I thought they had the be playing from a young age and by mid teens they would know if there was any potential. Without any previous sport experience she has a huge mountain to climb. Joining a local team is great, but yes she’d need a coach. However before you splash out, I’d test her commitment. Even with club training and a coach she’s need to put her own time into training outside of that. Does she? My son played rugby with a local club and school and he did weight lifting and running on his own too. He was dead keen but by the time he was 14 it was clear he didn’t have that extra something. He was not picked to do trials for the county. He was captain his last couple years but it was hard him accepting that desire and hours of dedication to training were still not enough (especially when a couple of his mates were chosen but didn’t really care). Being a pro footballer is many a young boys dream, and it’s great your DD has caught the bug. But it’s a massive difference between playing for a local team and playing for the county, let alone going pro! And it’s frankly very unlikely, from what you say, that she’d progress beyond her local club. If after six months she’s still as enthusiastic she can talk to her coaches as to what they think.

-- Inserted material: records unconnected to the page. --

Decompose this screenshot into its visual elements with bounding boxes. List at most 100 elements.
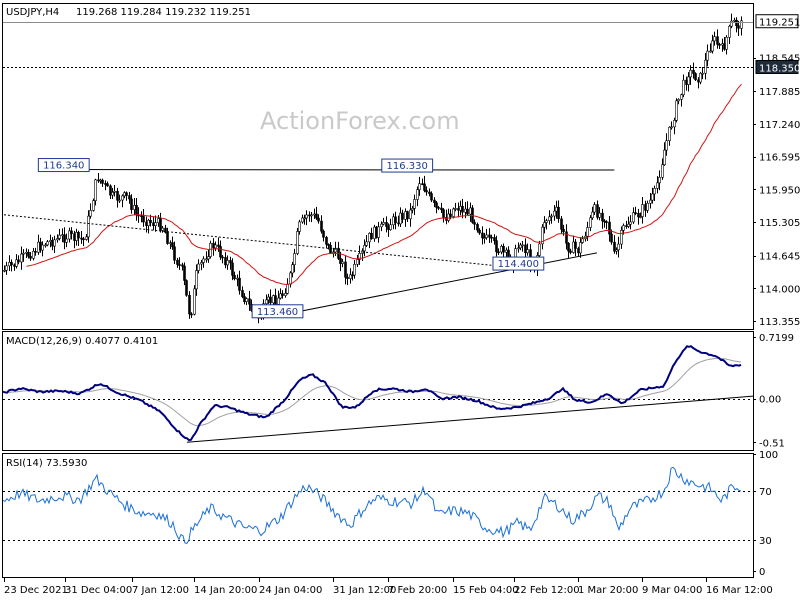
price-tick-label: 114.645 (759, 252, 800, 263)
annotation-box (381, 158, 434, 173)
candle-body (207, 256, 210, 260)
candle-body (627, 223, 630, 227)
candle-body (197, 263, 200, 271)
candle-body (123, 192, 126, 197)
candle-body (142, 216, 145, 223)
candle-body (565, 231, 568, 244)
candle-body (339, 258, 342, 264)
candle-body (730, 20, 733, 27)
candle-body (435, 202, 438, 208)
annotation-label: 114.400 (498, 259, 539, 270)
candle-body (425, 190, 428, 193)
candle-body (289, 272, 292, 285)
candle-body (277, 297, 280, 305)
candle-body (145, 221, 148, 226)
candle-body (423, 183, 426, 191)
candle-body (728, 25, 731, 38)
candle-body (663, 149, 666, 166)
candle-body (104, 183, 107, 185)
candle-body (495, 240, 498, 253)
annotation-label: 116.340 (43, 161, 84, 172)
candle-body (15, 259, 18, 267)
candle-body (670, 126, 673, 129)
candle-body (185, 280, 188, 296)
candle-body (538, 243, 541, 256)
candle-body (291, 264, 294, 274)
candle-body (442, 209, 445, 218)
candle-body (157, 218, 160, 223)
candle-body (521, 244, 524, 247)
candle-body (543, 222, 546, 228)
candle-body (140, 215, 143, 218)
candle-body (274, 295, 277, 305)
candle-body (598, 212, 601, 218)
candle-body (567, 243, 570, 252)
candle-body (173, 246, 176, 261)
candle-body (574, 241, 577, 249)
candle-body (212, 242, 215, 249)
candle-body (53, 239, 56, 247)
candle-body (349, 274, 352, 279)
candle-body (205, 258, 208, 261)
candle-body (219, 246, 222, 258)
candle-body (440, 207, 443, 210)
candle-body (164, 227, 167, 233)
candle-body (740, 20, 743, 29)
candle-body (560, 218, 563, 230)
price-tick-label: 115.950 (759, 185, 800, 196)
candle-body (214, 244, 217, 249)
candle-body (195, 270, 198, 290)
x-tick-label: 31 Dec 04:00 (65, 585, 132, 596)
level-price-tag: 118.350 (755, 59, 800, 74)
current-price-tag: 119.251 (755, 14, 800, 29)
candle-body (709, 50, 712, 53)
candle-body (41, 244, 44, 251)
rsi-title: RSI(14) 73.5930 (6, 458, 87, 469)
candle-body (248, 298, 251, 305)
candle-body (317, 217, 320, 222)
resistance-trendline (63, 169, 615, 171)
candle-body (629, 221, 632, 225)
candle-body (613, 241, 616, 252)
candle-body (653, 188, 656, 195)
x-tick-label: 7 Jan 12:00 (132, 585, 189, 596)
candle-body (437, 207, 440, 209)
candle-body (545, 220, 548, 223)
candle-body (344, 261, 347, 278)
rsi-plot (2, 466, 753, 544)
candle-body (286, 283, 289, 294)
candle-body (281, 293, 284, 296)
rsi-tick-label: 30 (759, 536, 772, 547)
candle-body (169, 242, 172, 244)
candle-body (363, 245, 366, 252)
candle-body (29, 255, 32, 259)
price-annotation: 113.460 (251, 304, 304, 319)
candle-body (27, 251, 30, 257)
candle-body (73, 233, 76, 241)
candle-body (226, 260, 229, 266)
candle-body (569, 250, 572, 253)
candle-body (8, 262, 11, 267)
candle-body (646, 202, 649, 211)
candle-body (473, 222, 476, 225)
candle-body (130, 198, 133, 210)
annotation-label: 116.330 (387, 161, 428, 172)
candle-body (634, 212, 637, 214)
y-axes: 113.355 114.000 114.645 115.305 115.950 116.5… (753, 14, 800, 578)
candle-body (224, 257, 227, 266)
candle-body (370, 233, 373, 240)
candle-body (488, 234, 491, 238)
candle-body (615, 249, 618, 252)
candle-body (65, 238, 68, 243)
candle-body (231, 262, 234, 276)
rsi-panel (2, 453, 754, 578)
candle-body (394, 216, 397, 224)
price-tag-label: 119.251 (759, 18, 800, 29)
candle-body (113, 190, 116, 193)
price-tick-label: 113.355 (759, 317, 800, 328)
candle-body (334, 247, 337, 253)
candle-body (579, 242, 582, 254)
price-tick-label: 117.885 (759, 87, 800, 98)
candle-body (279, 293, 282, 299)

And I knew a woman who played for England (rugby). She had a day job (PT) as it certainly is not sustainable as her sole earnings.

JLou08 · 08/07/2026 19:01

I hope you've told her she can't be a professional player. I mean, sure there are many, many things in life we cam achieve at any age if we work hard. Professional sport isn't one of them things, it takes natural talent and practicing skills from a young age. She is old enough to know the reality.
If she does know that and wants to continue, tell her you can pay to x date but can't afford more than that so she will need to get a job.